The situation has become so dire that the head of the health service is warning that the system is overwhelmed.

[…]“The N.H.S. waiting list will grow to five million people by 2021,” Mr. Stevens said in an impassioned speech to health care leaders in November. “That is one million more people, equivalent to one in 10 of us, the highest number ever.”

Over the past week, hospitals have increasingly declared “black alerts,” an admission that they are unable to cope with demand, the health service confirmed, without releasing numbers. Most hospitals have been unable to meet emergency-ward targets of seeing patients within four hours because of a shortage of beds and staff.

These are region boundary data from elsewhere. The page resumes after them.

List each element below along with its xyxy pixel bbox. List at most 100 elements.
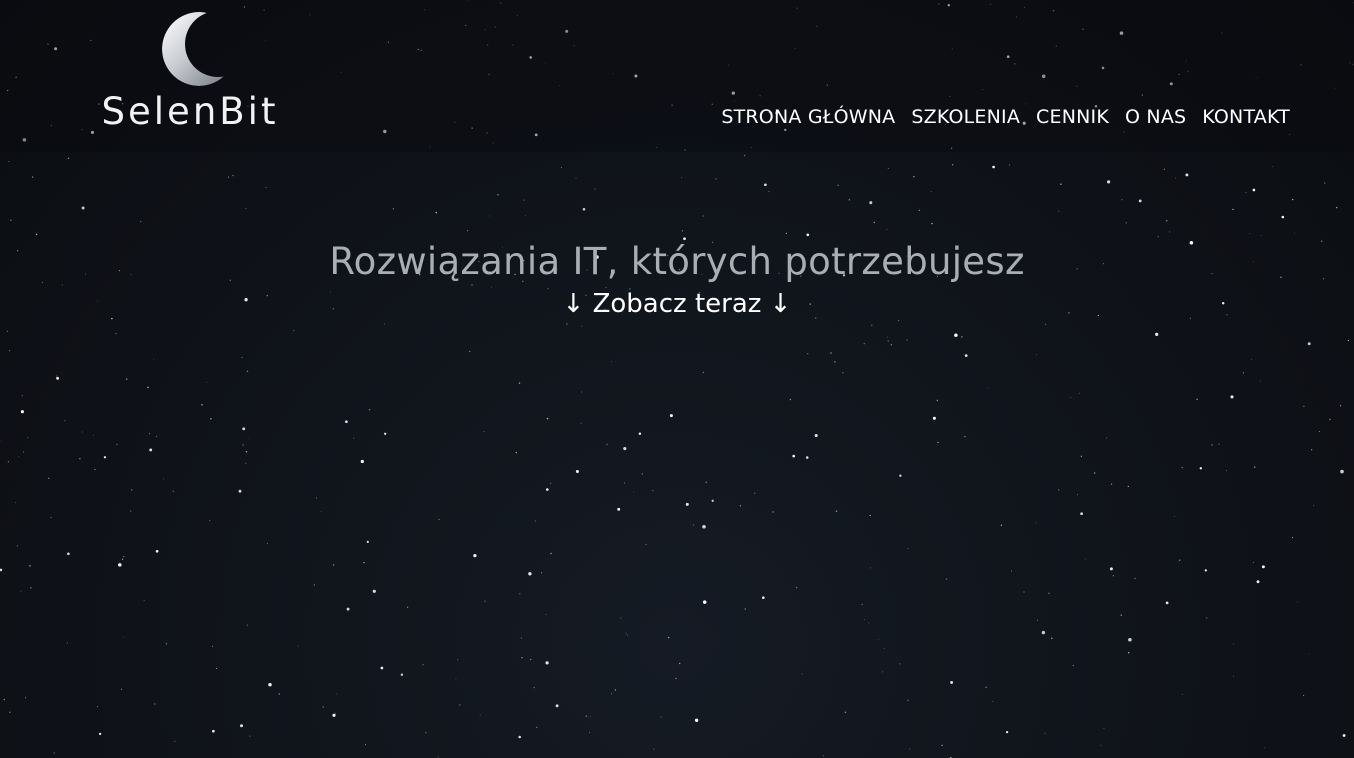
star bbox=[66, 642, 68, 644]
star bbox=[1109, 567, 1113, 571]
star bbox=[129, 510, 132, 512]
star bbox=[131, 489, 133, 491]
star bbox=[814, 433, 818, 438]
star bbox=[232, 174, 234, 177]
star bbox=[528, 572, 532, 576]
star bbox=[489, 215, 490, 217]
star bbox=[238, 489, 242, 493]
star bbox=[764, 183, 767, 187]
star bbox=[761, 596, 765, 600]
star bbox=[1261, 565, 1265, 569]
star bbox=[455, 678, 457, 680]
star bbox=[16, 545, 18, 547]
star bbox=[1009, 164, 1010, 166]
nav-item-about[interactable]: O NAS bbox=[1125, 106, 1186, 128]
star bbox=[1311, 449, 1313, 451]
star bbox=[363, 561, 365, 564]
star bbox=[320, 510, 322, 512]
star bbox=[913, 176, 915, 178]
star bbox=[1259, 380, 1261, 382]
star bbox=[886, 336, 888, 338]
star bbox=[575, 177, 577, 179]
star bbox=[1318, 430, 1320, 433]
star bbox=[523, 199, 525, 201]
star bbox=[1347, 339, 1350, 342]
star bbox=[1080, 455, 1082, 457]
star bbox=[1060, 183, 1062, 185]
star bbox=[1103, 727, 1105, 729]
star bbox=[807, 353, 809, 355]
star bbox=[1078, 392, 1080, 394]
star bbox=[702, 525, 706, 529]
main-nav: STRONA GŁÓWNA SZKOLENIA CENNIK O NAS KON… bbox=[721, 106, 1290, 128]
star bbox=[882, 671, 884, 673]
star bbox=[1120, 614, 1122, 616]
star bbox=[383, 323, 385, 325]
star bbox=[1058, 489, 1060, 491]
star bbox=[863, 342, 866, 345]
star bbox=[81, 206, 85, 210]
star bbox=[96, 706, 98, 708]
hero-title: Rozwiązania IT, których potrzebujesz bbox=[329, 240, 1025, 283]
star bbox=[48, 477, 50, 479]
star bbox=[353, 437, 355, 439]
star bbox=[98, 732, 102, 736]
star bbox=[931, 222, 933, 225]
star bbox=[606, 443, 608, 446]
star bbox=[56, 376, 60, 380]
star bbox=[837, 184, 839, 186]
star bbox=[1005, 730, 1009, 734]
star bbox=[992, 700, 994, 702]
star bbox=[322, 706, 324, 708]
star bbox=[406, 606, 409, 608]
star bbox=[550, 482, 552, 484]
star bbox=[1324, 182, 1326, 184]
star bbox=[1245, 191, 1247, 194]
star bbox=[898, 320, 900, 322]
star bbox=[611, 361, 612, 363]
star bbox=[1157, 236, 1159, 238]
star bbox=[1342, 734, 1346, 737]
star bbox=[1340, 469, 1344, 474]
see-now-link[interactable]: ↓ Zobacz teraz ↓ bbox=[563, 289, 792, 319]
star bbox=[392, 208, 395, 210]
star bbox=[1041, 630, 1046, 635]
nav-item-trainings[interactable]: SZKOLENIA bbox=[911, 106, 1020, 128]
star bbox=[27, 436, 29, 439]
star bbox=[1260, 234, 1262, 236]
star bbox=[533, 686, 535, 689]
star bbox=[1313, 504, 1315, 506]
site-logo[interactable]: SelenBit bbox=[62, 10, 318, 133]
star bbox=[785, 232, 788, 234]
nav-item-pricing[interactable]: CENNIK bbox=[1036, 106, 1109, 128]
star bbox=[987, 387, 989, 389]
star bbox=[332, 713, 336, 717]
star bbox=[1110, 483, 1113, 485]
star bbox=[878, 638, 880, 640]
star bbox=[118, 563, 122, 567]
star bbox=[293, 329, 295, 331]
star bbox=[1232, 675, 1234, 677]
star bbox=[617, 507, 621, 511]
star bbox=[1230, 395, 1234, 399]
star bbox=[1292, 198, 1294, 201]
star bbox=[1308, 653, 1310, 655]
star bbox=[1232, 208, 1234, 211]
star bbox=[899, 474, 902, 477]
star bbox=[242, 427, 246, 431]
nav-item-home[interactable]: STRONA GŁÓWNA bbox=[721, 106, 895, 128]
star bbox=[209, 520, 211, 522]
star bbox=[941, 744, 943, 747]
star bbox=[246, 624, 249, 626]
star bbox=[681, 230, 684, 232]
star bbox=[278, 693, 281, 695]
star bbox=[685, 502, 689, 506]
star bbox=[7, 461, 10, 463]
star bbox=[1281, 215, 1285, 219]
star bbox=[1264, 747, 1266, 749]
star bbox=[772, 511, 774, 513]
star bbox=[623, 447, 627, 451]
star bbox=[332, 564, 335, 566]
star bbox=[534, 520, 537, 522]
nav-item-contact[interactable]: KONTAKT bbox=[1202, 106, 1290, 128]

Britain spends billions and billions of pounds on health care every year, but it’s never enough. And British citizens already pay far more in taxes than Americans, who get much better care.

Sometimes, statistics are not as good as a good horror story…  On this blog, I’ve written about dozens of NHS horror stories. But Paul Krugman says they are all lies, including this one from the same New York Times article:

“There’s no real system or order; it’s a jungle in here,” said Nancy Harper, who had accompanied her 87-year-old grandmother, who was lying down and complaining of excruciating pain in her lower back.

“It’s been more than five hours,” Ms. Harper said. “We get to the front of the queue and then someone more ill comes in and we get pushed back. It’s outrageous.”

The UK Telegraph had some more information about the NHS health care system:

Every hospital in the country has been ordered to cancel all non-urgent surgery until at least February in an unprecedented step by NHS officials.

The instructions on Tuesday night – which will see result in around 50,000 operations being axed – followed claims by senior doctors that patients were being treated in “third world” conditions, as hospital chief executives warned of the worst winter crisis for three decades.

[…]Trusts have also been told they can abandon efforts to house male and female patients in separate wards, in an effort to protect basic safety, as services become overwhelmed.

50,000 scheduled surgeries canceled. If this were private sector health care, then the patients would have some recourse. But when the government is running health care, good luck trying to sue them for pain and suffering. They’ve already got your money from taxes, too – you can’t get it out to go somewhere else for surgery.

Although this seems horrifying to Americans, this is pretty standard all year round for Canadians, who have a true single payer health care system. According to the Fraser Institute, the average Canadian family pays about $12,000 in taxes for their free health care. And when they need things like MRIs or knee replacements, they have to wait for months. The average wait time there for “medically necessary treatment” is 21.2 weeks. Medically  Necessary Treatment. When I ask for an MRI in America, I get in the same week that I call.

When conservatives like me oppose government-run health care, it’s because we have looked carefully at government-run health care as it exists in comparable countries, and we have decided that it does not work. Progressives need to take a look at reality in countries like Britain and Canada. How well does it work? How much does it cost? It’s no good making policy decisions with feelings instead of facts.